As to knowing something from “tradition”, Protestants don’t deny tradition, they deny an extra-biblical source of infallible content Roman Catholics refer to as “Tradition.” Knowing that the apostles died is nothing more than engaging in a historical inquiry. In a sense, all ancient history (whether Christian history or not) is an excursion into researching tradition. That is, we know facts of history because those facts were passed down to the present through various means. The church need not be infallible for such to take place. I would assume Mr. Martignoni is not saying that the church today can’t know the apostles died without infallible Tradition saying they did. Martignoni appears to believe Roman Catholics own church history and tradition, and so every historical tidbit is the property of Rome. As a member of the Church of Jesus Christ, I claim (for better or worse) that the past 2000 years of church history is the history of my church. I have no problem getting a fact from history that says how the apostles died.
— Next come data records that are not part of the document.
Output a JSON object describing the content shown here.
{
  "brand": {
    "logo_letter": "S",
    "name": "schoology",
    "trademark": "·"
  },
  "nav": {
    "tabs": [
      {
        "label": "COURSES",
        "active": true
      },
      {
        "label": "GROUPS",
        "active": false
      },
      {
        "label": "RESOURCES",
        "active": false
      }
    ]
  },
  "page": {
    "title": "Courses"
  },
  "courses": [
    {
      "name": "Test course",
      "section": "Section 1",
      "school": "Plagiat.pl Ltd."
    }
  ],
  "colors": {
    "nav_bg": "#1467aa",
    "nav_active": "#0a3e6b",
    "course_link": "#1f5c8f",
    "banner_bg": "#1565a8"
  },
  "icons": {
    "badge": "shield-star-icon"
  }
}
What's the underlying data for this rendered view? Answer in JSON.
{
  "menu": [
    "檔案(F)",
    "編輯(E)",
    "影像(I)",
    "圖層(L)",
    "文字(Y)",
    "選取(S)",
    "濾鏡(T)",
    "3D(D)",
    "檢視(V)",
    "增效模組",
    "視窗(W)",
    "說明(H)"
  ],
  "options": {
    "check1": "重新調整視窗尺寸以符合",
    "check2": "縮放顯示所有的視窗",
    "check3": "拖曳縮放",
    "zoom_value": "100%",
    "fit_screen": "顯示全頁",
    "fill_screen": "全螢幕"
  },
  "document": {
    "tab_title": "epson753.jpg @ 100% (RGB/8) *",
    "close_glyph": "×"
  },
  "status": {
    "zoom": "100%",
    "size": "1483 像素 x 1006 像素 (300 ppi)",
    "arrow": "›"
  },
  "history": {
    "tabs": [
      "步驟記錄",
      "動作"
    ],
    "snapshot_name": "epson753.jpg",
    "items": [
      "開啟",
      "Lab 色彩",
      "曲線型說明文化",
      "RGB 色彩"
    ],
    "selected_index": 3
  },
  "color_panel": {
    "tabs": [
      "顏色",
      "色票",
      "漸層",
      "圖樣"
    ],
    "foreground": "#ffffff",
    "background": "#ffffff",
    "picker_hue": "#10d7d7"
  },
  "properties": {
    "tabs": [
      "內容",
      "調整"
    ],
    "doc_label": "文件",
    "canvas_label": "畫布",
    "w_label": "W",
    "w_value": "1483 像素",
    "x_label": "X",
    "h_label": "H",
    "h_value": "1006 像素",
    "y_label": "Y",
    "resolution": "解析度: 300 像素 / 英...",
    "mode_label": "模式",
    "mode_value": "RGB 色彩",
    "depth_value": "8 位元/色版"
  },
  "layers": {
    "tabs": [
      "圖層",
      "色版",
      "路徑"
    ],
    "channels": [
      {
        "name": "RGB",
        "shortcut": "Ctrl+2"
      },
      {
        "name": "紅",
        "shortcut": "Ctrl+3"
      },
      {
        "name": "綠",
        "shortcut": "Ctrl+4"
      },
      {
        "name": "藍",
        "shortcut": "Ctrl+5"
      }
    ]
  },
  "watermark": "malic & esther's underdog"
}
Martignoni then states: “Furthermore, where in the Bible does it tell us that the doctrine of Sola Scriptura will become ‘operational’ after the period of enscripturation is over?” This sort of question arises from a false presentation of sola scriptura. The question that should be asked is “where is God’s voice?” The Protestant answers: the Scriptures are God’s voice. The Bible tells us it’s God’s voice:  II Timothy 3:16-17 states, “All Scripture is God-breathed, and is profitable for doctrine, for reproof, for instruction, for training in righteousness, in order that the man of God might be complete, fully equipped for every good work.” The burden of proof lies on Roman Catholics like Mr. Martignoni who claim God’s infallible voice is somewhere else besides the Scriptures.